By that point, Izumi Takaishi had already decided to vote with Mr. Callon. The 51-year-old president of a real-estate company had built up a stock portfolio worth some $400,000 over 25 years, including 5,000 shares in Tokyo Kohtetsu worth about $25,000.
When Tokyo Kohtetsu announced the merger terms, Mr. Takaishi was surprised by the low merger ratio. Never having been involved in a protest against management, he thought there was nothing he could do about it. "I thought it would be very difficult to change something that the company had decided," says Mr. Takaishi.
Then the Ichigo proxy arrived and, two days later, a form from Tokyo Kohtetsu that he says "didn't explain the merger enough." He returned the Ichigo proxy.

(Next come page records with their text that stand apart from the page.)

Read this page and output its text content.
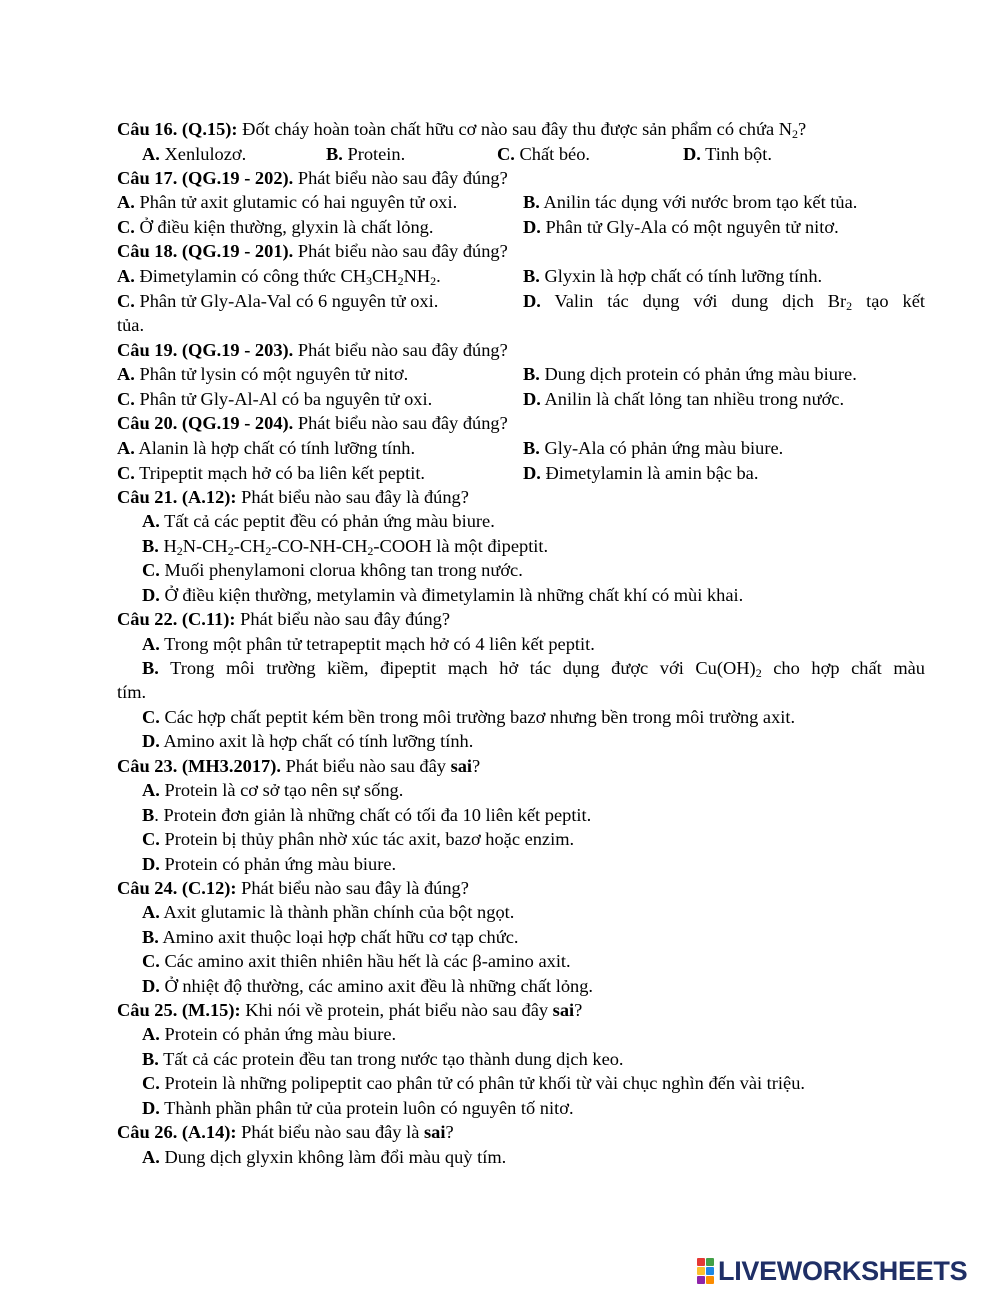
Câu 16. (Q.15): Đốt cháy hoàn toàn chất hữu cơ nào sau đây thu được sản phẩm có chứa $N_2$?
A. Xenlulozơ.	B. Protein.	C. Chất béo.	D. Tinh bột.
Câu 17. (QG.19 - 202). Phát biểu nào sau đây đúng?
A. Phân tử axit glutamic có hai nguyên tử oxi.	B. Anilin tác dụng với nước brom tạo kết tủa.
C. Ở điều kiện thường, glyxin là chất lỏng.	D. Phân tử Gly-Ala có một nguyên tử nitơ.
Câu 18. (QG.19 - 201). Phát biểu nào sau đây đúng?
A. Đimetylamin có công thức $CH_3CH_2NH_2$.	B. Glyxin là hợp chất có tính lưỡng tính.
C. Phân tử Gly-Ala-Val có 6 nguyên tử oxi.	D. Valin tác dụng với dung dịch $Br_2$ tạo kết
tủa.
Câu 19. (QG.19 - 203). Phát biểu nào sau đây đúng?
A. Phân tử lysin có một nguyên tử nitơ.	B. Dung dịch protein có phản ứng màu biure.
C. Phân tử Gly-Al-Al có ba nguyên tử oxi.	D. Anilin là chất lỏng tan nhiều trong nước.
Câu 20. (QG.19 - 204). Phát biểu nào sau đây đúng?
A. Alanin là hợp chất có tính lưỡng tính.	B. Gly-Ala có phản ứng màu biure.
C. Tripeptit mạch hở có ba liên kết peptit.	D. Đimetylamin là amin bậc ba.
Câu 21. (A.12): Phát biểu nào sau đây là đúng?
A. Tất cả các peptit đều có phản ứng màu biure.
B. $H_2N-CH_2-CH_2-CO-NH-CH_2$-COOH là một đipeptit.
C. Muối phenylamoni clorua không tan trong nước.
D. Ở điều kiện thường, metylamin và đimetylamin là những chất khí có mùi khai.
Câu 22. (C.11): Phát biểu nào sau đây đúng?
A. Trong một phân tử tetrapeptit mạch hở có 4 liên kết peptit.
B. Trong môi trường kiềm, đipeptit mạch hở tác dụng được với $Cu(OH)_2$ cho hợp chất màu
tím.
C. Các hợp chất peptit kém bền trong môi trường bazơ nhưng bền trong môi trường axit.
D. Amino axit là hợp chất có tính lưỡng tính.
Câu 23. (MH3.2017). Phát biểu nào sau đây sai?
A. Protein là cơ sở tạo nên sự sống.
B. Protein đơn giản là những chất có tối đa 10 liên kết peptit.
C. Protein bị thủy phân nhờ xúc tác axit, bazơ hoặc enzim.
D. Protein có phản ứng màu biure.
Câu 24. (C.12): Phát biểu nào sau đây là đúng?
A. Axit glutamic là thành phần chính của bột ngọt.
B. Amino axit thuộc loại hợp chất hữu cơ tạp chức.
C. Các amino axit thiên nhiên hầu hết là các β-amino axit.
D. Ở nhiệt độ thường, các amino axit đều là những chất lỏng.
Câu 25. (M.15): Khi nói về protein, phát biểu nào sau đây sai?
A. Protein có phản ứng màu biure.
B. Tất cả các protein đều tan trong nước tạo thành dung dịch keo.
C. Protein là những polipeptit cao phân tử có phân tử khối từ vài chục nghìn đến vài triệu.
D. Thành phần phân tử của protein luôn có nguyên tố nitơ.
Câu 26. (A.14): Phát biểu nào sau đây là sai?
A. Dung dịch glyxin không làm đổi màu quỳ tím.
LIVEWORKSHEETS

Last Friday, Ichigo made a final appeal to the managements of Tokyo Kohtetsu and Osaka Steel, sending the presidents of both companies letters asking for meetings. Mr. Hirashima called Mr. Callon to say he appreciated the overture, but wasn't going to change the terms of the deal, says Mr. Callon.
Yesterday, 42% of Tokyo Kohtetsu shareholders agreed with Mr. Callon, blocking the deal after the three-week campaign. Some Tokyo Kohtetsu shareholders who had pledged their shares to Mr. Callon's proxy solicitation traveled to the meeting to show support. Mr. Nagano, the trade-association employee, sat next to Mr. Callon throughout the proceedings, Mr. Callon said.
In a statement posted on its Web site yesterday, Tokyo Kohtetsu called the vote "truly regrettable" and added, "We believe a precious opportunity has been lost." The company said at this point it is not planning to renegotiate a deal with Osaka Steel at a better price.